Houston Astros pitcher Roger Clemens, left, talks with his son, Koby, during batting practice Thursday, July 14, 2005, in Houston. Koby, drafted in the eighth round with the 254th pick, signed a contract with the Astros before practice.
JACK SAYS GOODBYE!
ST. ANDREWS, Scotland — They stood on rooftops and leaned against chimney pipes. They peered through the open windows of the stately Royal and Ancient clubhouse. They stood 10 deep in front of the shops and flats that line the 18th fairway of golf’s most famous course.
They were there to witness history, a few well-earned tears, and, as it turned out, one wonderfully nostalgic, goose-bump moment when Jack Nicklaus wound the clock back to 1978 and turned the Old Course into a high-decibel chamber.
At exactly 5:58 p.m. local time — so said the timepiece on the stone R&A building — Nicklaus struck the 72nd and final shot of his majors playing career. The birdie putt traveled 13 or so feet and then succumbed to gravity and, who knows, maybe fate. It was the near-perfect ending to the near-perfect golfer.
“I knew that the hole would move wherever I hit,” Nicklaus said later.
He was kidding … I think. Nicklaus and the Old Course have been holding hands almost as long as he and sweetheart Barbara have been together, so anything is possible. Perhaps this was No. 18’s way of saying, “Thank you.”

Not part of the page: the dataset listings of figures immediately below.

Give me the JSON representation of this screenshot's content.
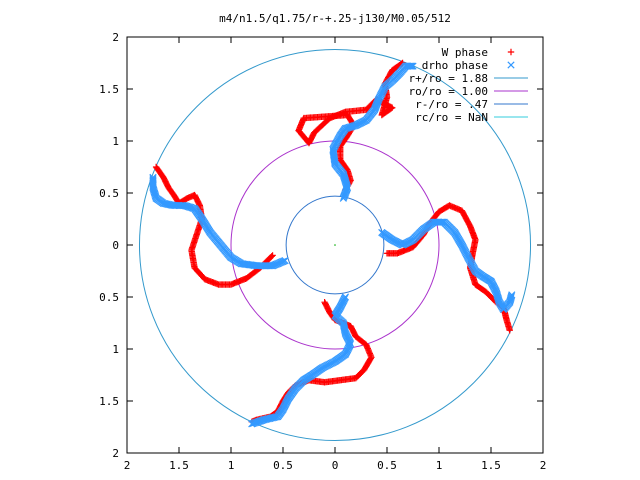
{
  "chart_data": {
    "type": "scatter",
    "title": "m4/n1.5/q1.75/r-+.25-j130/M0.05/512",
    "xlim": [
      -2,
      2
    ],
    "ylim": [
      -2,
      2
    ],
    "x_ticks": [
      -2,
      -1.5,
      -1,
      -0.5,
      0,
      0.5,
      1,
      1.5,
      2
    ],
    "y_ticks": [
      2,
      1.5,
      1,
      0.5,
      0,
      -0.5,
      -1,
      -1.5,
      -2
    ],
    "x_tick_labels": [
      "2",
      "1.5",
      "1",
      "0.5",
      "0",
      "0.5",
      "1",
      "1.5",
      "2"
    ],
    "y_tick_labels": [
      "2",
      "1.5",
      "1",
      "0.5",
      "0",
      "0.5",
      "1",
      "1.5",
      "2"
    ],
    "grid": false,
    "legend_position": "top-right",
    "series": [
      {
        "name": "W phase",
        "kind": "points",
        "marker": "plus",
        "color": "#ff0000",
        "arms": [
          [
            [
              0.1,
              0.53
            ],
            [
              0.15,
              0.62
            ],
            [
              0.12,
              0.72
            ],
            [
              0.05,
              0.82
            ],
            [
              0.05,
              0.95
            ],
            [
              0.12,
              1.05
            ],
            [
              0.18,
              1.15
            ],
            [
              0.12,
              1.25
            ],
            [
              -0.3,
              1.22
            ],
            [
              -0.35,
              1.1
            ],
            [
              -0.25,
              0.98
            ],
            [
              -0.2,
              1.08
            ],
            [
              -0.05,
              1.22
            ],
            [
              0.1,
              1.28
            ],
            [
              0.3,
              1.3
            ],
            [
              0.4,
              1.4
            ],
            [
              0.55,
              1.32
            ],
            [
              0.45,
              1.25
            ],
            [
              0.5,
              1.42
            ],
            [
              0.48,
              1.55
            ],
            [
              0.55,
              1.68
            ],
            [
              0.65,
              1.75
            ]
          ],
          [
            [
              0.5,
              -0.08
            ],
            [
              0.6,
              -0.08
            ],
            [
              0.75,
              -0.02
            ],
            [
              0.85,
              0.1
            ],
            [
              0.92,
              0.22
            ],
            [
              1.0,
              0.32
            ],
            [
              1.1,
              0.38
            ],
            [
              1.22,
              0.33
            ],
            [
              1.3,
              0.18
            ],
            [
              1.35,
              0.05
            ],
            [
              1.32,
              -0.1
            ],
            [
              1.3,
              -0.22
            ],
            [
              1.35,
              -0.38
            ],
            [
              1.45,
              -0.45
            ],
            [
              1.55,
              -0.55
            ],
            [
              1.62,
              -0.6
            ],
            [
              1.65,
              -0.72
            ],
            [
              1.68,
              -0.82
            ]
          ],
          [
            [
              -0.1,
              -0.55
            ],
            [
              -0.05,
              -0.65
            ],
            [
              0.0,
              -0.72
            ],
            [
              0.15,
              -0.78
            ],
            [
              0.2,
              -0.88
            ],
            [
              0.3,
              -0.96
            ],
            [
              0.35,
              -1.08
            ],
            [
              0.28,
              -1.2
            ],
            [
              0.2,
              -1.28
            ],
            [
              0.05,
              -1.3
            ],
            [
              -0.1,
              -1.32
            ],
            [
              -0.25,
              -1.3
            ],
            [
              -0.38,
              -1.35
            ],
            [
              -0.45,
              -1.42
            ],
            [
              -0.5,
              -1.5
            ],
            [
              -0.55,
              -1.6
            ],
            [
              -0.62,
              -1.65
            ],
            [
              -0.75,
              -1.68
            ],
            [
              -0.8,
              -1.7
            ]
          ],
          [
            [
              -0.6,
              -0.1
            ],
            [
              -0.72,
              -0.22
            ],
            [
              -0.85,
              -0.32
            ],
            [
              -1.0,
              -0.38
            ],
            [
              -1.12,
              -0.38
            ],
            [
              -1.25,
              -0.33
            ],
            [
              -1.35,
              -0.22
            ],
            [
              -1.38,
              -0.05
            ],
            [
              -1.33,
              0.1
            ],
            [
              -1.28,
              0.25
            ],
            [
              -1.3,
              0.38
            ],
            [
              -1.35,
              0.48
            ],
            [
              -1.42,
              0.45
            ],
            [
              -1.5,
              0.4
            ],
            [
              -1.55,
              0.48
            ],
            [
              -1.6,
              0.55
            ],
            [
              -1.65,
              0.65
            ],
            [
              -1.72,
              0.75
            ]
          ]
        ]
      },
      {
        "name": "drho phase",
        "kind": "points",
        "marker": "cross",
        "color": "#3399ff",
        "arms": [
          [
            [
              0.08,
              0.45
            ],
            [
              0.12,
              0.55
            ],
            [
              0.08,
              0.68
            ],
            [
              0.0,
              0.78
            ],
            [
              -0.02,
              0.92
            ],
            [
              0.05,
              1.05
            ],
            [
              0.1,
              1.12
            ],
            [
              0.2,
              1.15
            ],
            [
              0.3,
              1.2
            ],
            [
              0.38,
              1.3
            ],
            [
              0.42,
              1.4
            ],
            [
              0.48,
              1.52
            ],
            [
              0.55,
              1.58
            ],
            [
              0.62,
              1.65
            ],
            [
              0.68,
              1.72
            ],
            [
              0.75,
              1.72
            ]
          ],
          [
            [
              0.45,
              0.12
            ],
            [
              0.55,
              0.05
            ],
            [
              0.65,
              0.0
            ],
            [
              0.75,
              0.05
            ],
            [
              0.85,
              0.15
            ],
            [
              0.95,
              0.22
            ],
            [
              1.05,
              0.22
            ],
            [
              1.15,
              0.12
            ],
            [
              1.22,
              0.0
            ],
            [
              1.28,
              -0.12
            ],
            [
              1.35,
              -0.25
            ],
            [
              1.42,
              -0.3
            ],
            [
              1.5,
              -0.35
            ],
            [
              1.55,
              -0.45
            ],
            [
              1.58,
              -0.55
            ],
            [
              1.62,
              -0.62
            ],
            [
              1.68,
              -0.55
            ],
            [
              1.7,
              -0.48
            ]
          ],
          [
            [
              0.1,
              -0.5
            ],
            [
              0.05,
              -0.6
            ],
            [
              0.0,
              -0.68
            ],
            [
              0.08,
              -0.75
            ],
            [
              0.1,
              -0.85
            ],
            [
              0.15,
              -0.95
            ],
            [
              0.1,
              -1.05
            ],
            [
              0.0,
              -1.12
            ],
            [
              -0.12,
              -1.18
            ],
            [
              -0.22,
              -1.25
            ],
            [
              -0.3,
              -1.3
            ],
            [
              -0.38,
              -1.38
            ],
            [
              -0.45,
              -1.48
            ],
            [
              -0.5,
              -1.58
            ],
            [
              -0.55,
              -1.65
            ],
            [
              -0.68,
              -1.68
            ],
            [
              -0.8,
              -1.72
            ]
          ],
          [
            [
              -0.48,
              -0.15
            ],
            [
              -0.6,
              -0.2
            ],
            [
              -0.75,
              -0.2
            ],
            [
              -0.9,
              -0.18
            ],
            [
              -1.0,
              -0.12
            ],
            [
              -1.1,
              0.0
            ],
            [
              -1.2,
              0.12
            ],
            [
              -1.28,
              0.25
            ],
            [
              -1.35,
              0.35
            ],
            [
              -1.45,
              0.38
            ],
            [
              -1.55,
              0.38
            ],
            [
              -1.65,
              0.4
            ],
            [
              -1.72,
              0.45
            ],
            [
              -1.75,
              0.55
            ],
            [
              -1.75,
              0.65
            ]
          ]
        ]
      },
      {
        "name": "r+/ro = 1.88",
        "kind": "circle",
        "radius": 1.88,
        "color": "#3399cc"
      },
      {
        "name": "ro/ro = 1.00",
        "kind": "circle",
        "radius": 1.0,
        "color": "#aa33cc"
      },
      {
        "name": "r-/ro = .47",
        "kind": "circle",
        "radius": 0.47,
        "color": "#3377cc"
      },
      {
        "name": "rc/ro = NaN",
        "kind": "circle",
        "radius": null,
        "color": "#33ccdd"
      }
    ]
  }
}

Nicklaus didn’t make the British Open cut Friday afternoon, but he didn’t have to. Nobody is going to judge him by his rounds of 75-72, respectable numbers that left him just out of reach of weekend play. After all, Nicklaus’ legacy is more secure than the nearby Bank of Scotland branch that holds those prized, commemorative 5-pound notes with the Golden Bear’s mug on the back.
No, this was St. Andrews’s chance to give the 65-year-old Nicklaus a weeklong smooch. And Nicklaus, always the golf romantic, kissed back.